In dieser Form ein WM-Kandidat

Fakt ist, dass Artem Harutyunyan in der Form vom Wochenende durchaus ein ernst zu nehmender WM-Kandidat sein dürfte. Dank seiner Schnelligkeit und der akkuraten Ausführung seiner Schlagserien entledigt er sich mittelmäßiger Gegnerschaft, wie der tapfere Antin sie darstellte, so souverän, wie man es von einem Mann mit Ambitionen in Richtung Weltklasse erwarten muss.

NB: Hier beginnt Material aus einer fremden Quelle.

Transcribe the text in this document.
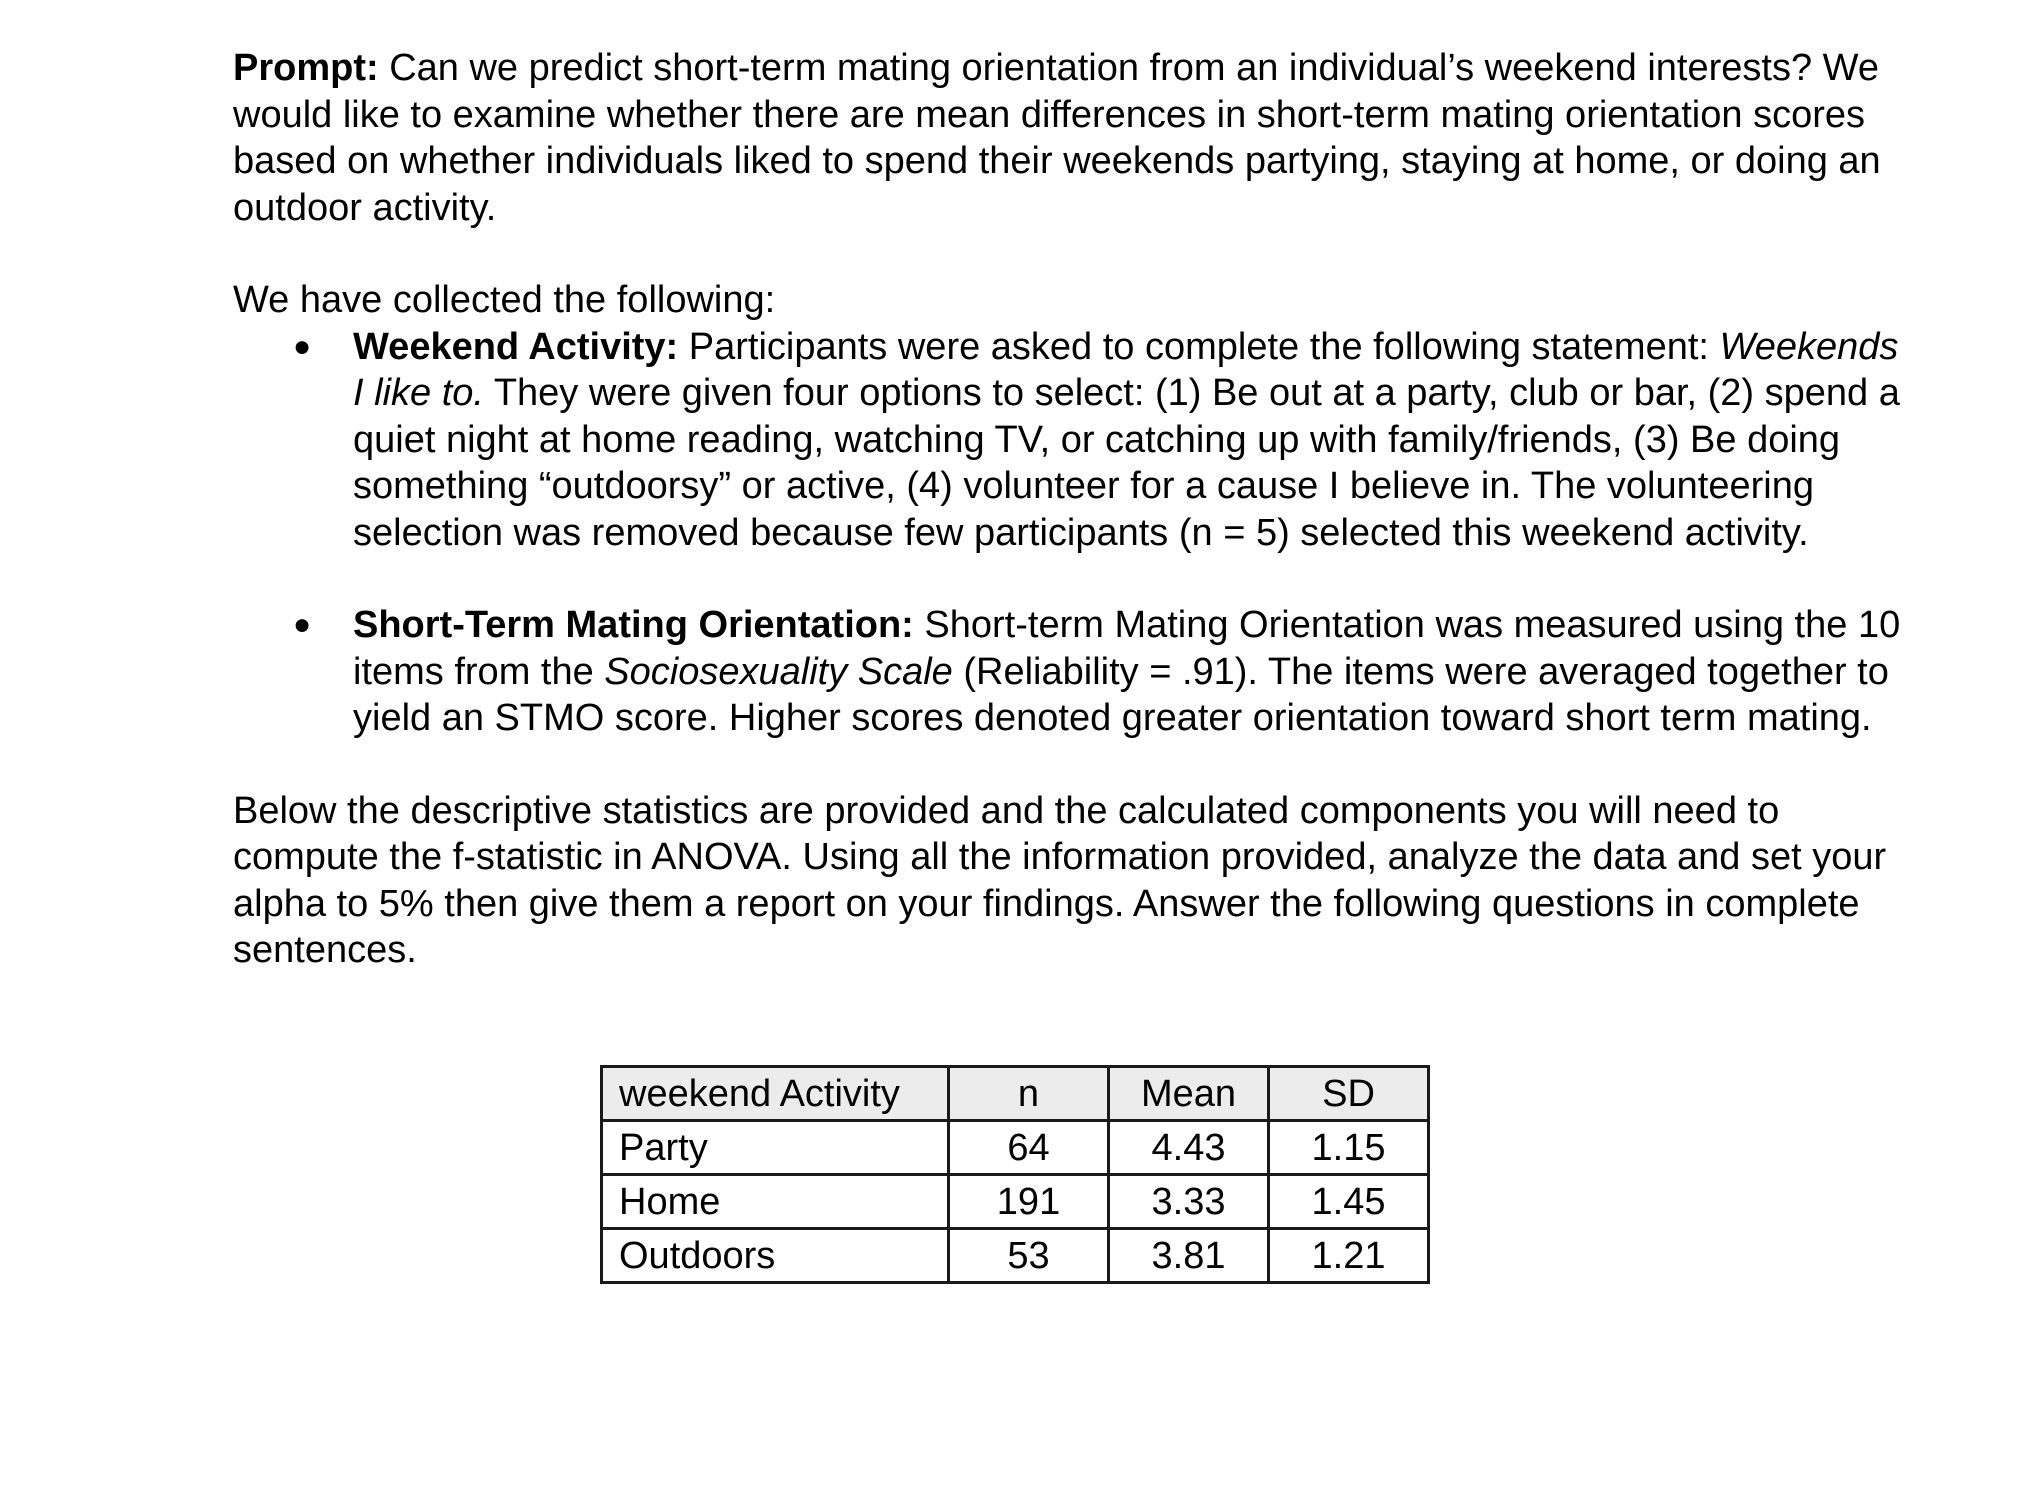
Prompt: Can we predict short-term mating orientation from an individual’s weekend interests? We would like to examine whether there are mean differences in short-term mating orientation scores based on whether individuals liked to spend their weekends partying, staying at home, or doing an outdoor activity.

We have collected the following:

● Weekend Activity: Participants were asked to complete the following statement: Weekends I like to. They were given four options to select: (1) Be out at a party, club or bar, (2) spend a quiet night at home reading, watching TV, or catching up with family/friends, (3) Be doing something “outdoorsy” or active, (4) volunteer for a cause I believe in. The volunteering selection was removed because few participants (n = 5) selected this weekend activity.
● Short-Term Mating Orientation: Short-term Mating Orientation was measured using the 10 items from the Sociosexuality Scale (Reliability = .91). The items were averaged together to yield an STMO score. Higher scores denoted greater orientation toward short term mating.

Below the descriptive statistics are provided and the calculated components you will need to compute the f-statistic in ANOVA. Using all the information provided, analyze the data and set your alpha to 5% then give them a report on your findings. Answer the following questions in complete sentences.

weekend Activity	n	Mean	SD
Party	64	4.43	1.15
Home	191	3.33	1.45
Outdoors	53	3.81	1.21
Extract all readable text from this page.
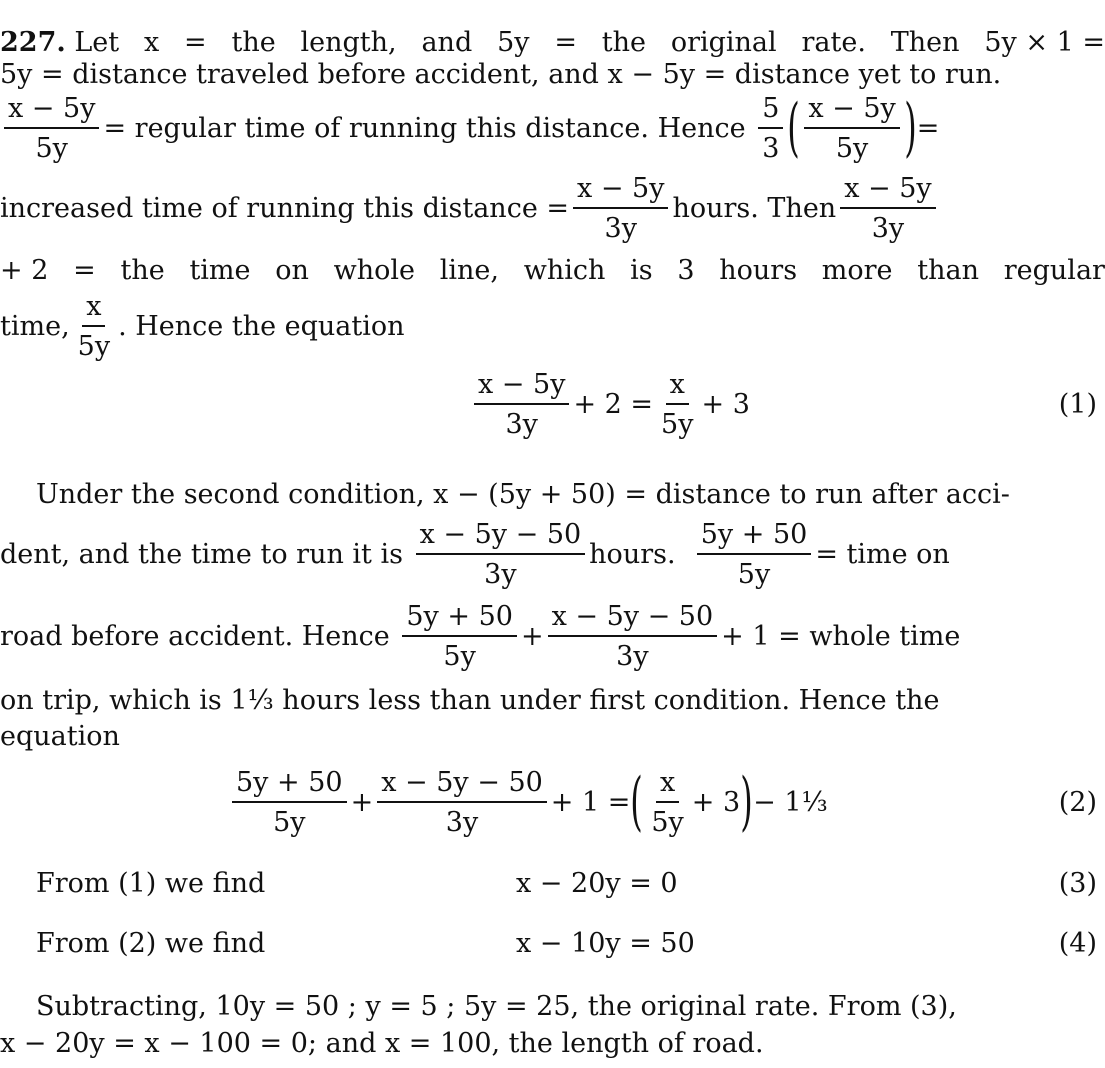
227. Let x = the length, and 5y = the original rate. Then 5y × 1 =
5y = distance traveled before accident, and x − 5y = distance yet to run.
$\frac{x - 5y}{5y}$ = regular time of running this distance. Hence
$\frac{5}{3}$ ( $\frac{x - 5y}{5y}$ ) =
increased time of running this distance = $\frac{x - 5y}{3y}$ hours. Then $\frac{x - 5y}{3y}$
+ 2 = the time on whole line, which is 3 hours more than regular
time, $\frac{x}{5y}$ . Hence the equation
$\frac{x - 5y}{3y} + 2 = \frac{x}{5y} + 3$	(1)
Under the second condition, x − (5y + 50) = distance to run after acci-
dent, and the time to run it is
$\frac{x - 5y - 50}{3y}$ hours.
$\frac{5y + 50}{5y}$ = time on
road before accident. Hence
$\frac{5y + 50}{5y} + \frac{x - 5y - 50}{3y} + 1$ = whole time
on trip, which is 1⅓ hours less than under first condition. Hence the
equation
$\frac{5y + 50}{5y} + \frac{x - 5y - 50}{3y} + 1$ = ( $\frac{x}{5y} + 3$ ) − 1⅓	(2)
From (1) we find	x − 20y = 0	(3)
From (2) we find	x − 10y = 50	(4)
Subtracting, 10y = 50 ; y = 5 ; 5y = 25, the original rate. From (3),
x − 20y = x − 100 = 0; and x = 100, the length of road.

Dass sein Kampf nicht der alleinige beste des Abends war, lag indes an einem Sportler, den der einstige Universum-Dauerrivale Sauerland in die Kooperationsveranstaltung im Hafen eingebracht hatte: Abass Baraou. Der 25 Jahre alte Superweltergewichtler zeigte sich gegen den Mexikaner Abraham Juarez (23) gänzlich unbeeindruckt von der Tatsache, die Vorbereitung ohne Trainer durchgestanden zu haben, nachdem sein bisheriger Chefcoach Ulli Wegner (77) wegen eines Oberschenkelhalsbruchs im Dezember ausgefallen war. Mit einer bestechenden linken Führhand und Konterboxen aus dem Rückwärtsgang in Extraklasse ließ er seinem überforderten Kontrahenten nicht den Hauch einer Chance und zwang den Mann, der sich „Pitbull“ nennt, dazu, ebenfalls nach Runde vier winselnd den Schwanz einzuziehen.

Treffsicher: Abass Baraou (rechts) im Duell mit dem Mexikaner Abraham Juarez.
Treffsicher: Abass Baraou (rechts) im Duell mit dem Mexikaner Abraham Juarez. © dpa

Baraou: „Ich bin sehr glücklich mit meiner Leistung“

Baraou, aufgewachsen in Oberhausen und aktuell in Berlin zu Hause, hatte im August 2017 in Hamburg WM-Bronze im olympischen Boxen gewonnen. Seitdem hat er, genau wie Harutyunyan, neun Siege in neun Profikämpfen geschafft, sechs davon vorzeitig. Und auch der Sohn togolesischer Eltern hat technische Anlagen, die darauf hoffen lassen, dass Deutschland mittelfristig auch in den bedeutenden vier Weltverbänden wieder einen oder gar mehrere Champions wird stellen können.

„Ich bin sehr glücklich mit meiner Leistung und war ehrlich gesagt überrascht davon, dass es so gut lief“, sagte er. Anfangs habe er zu viel Tempo gemacht, „dann habe ich mich daran erinnert, dass der Kampf auf zehn Runden angesetzt war, und mit der Ruhe kam dann die frühe Entscheidung.“ Die nächste Entscheidung, die ansteht, ist die in der Trainerfrage. „Ich werde mir jetzt ein paar Optionen anschauen. Ob es ein deutscher oder ein internationaler Trainer wird, weiß ich noch nicht. Wichtig ist nur, dass er mich weiterbringt“, sagte Baraou.

Sein nächster Auftritt im Ring dürfte unabhängig davon, wer ihm in der Ecke sekundiert, erneut in Hamburg stattfinden. Promoter Kalle Sauerland möchte sein Juwel gern am 4. April im ZDF boxen sehen. „Wir haben zwar auch schon Anfragen aus den USA von ESPN und DAZN. Aber ein Mann wie Abass muss in Deutschland vor großem Publikum zu sehen sein“, sagte er.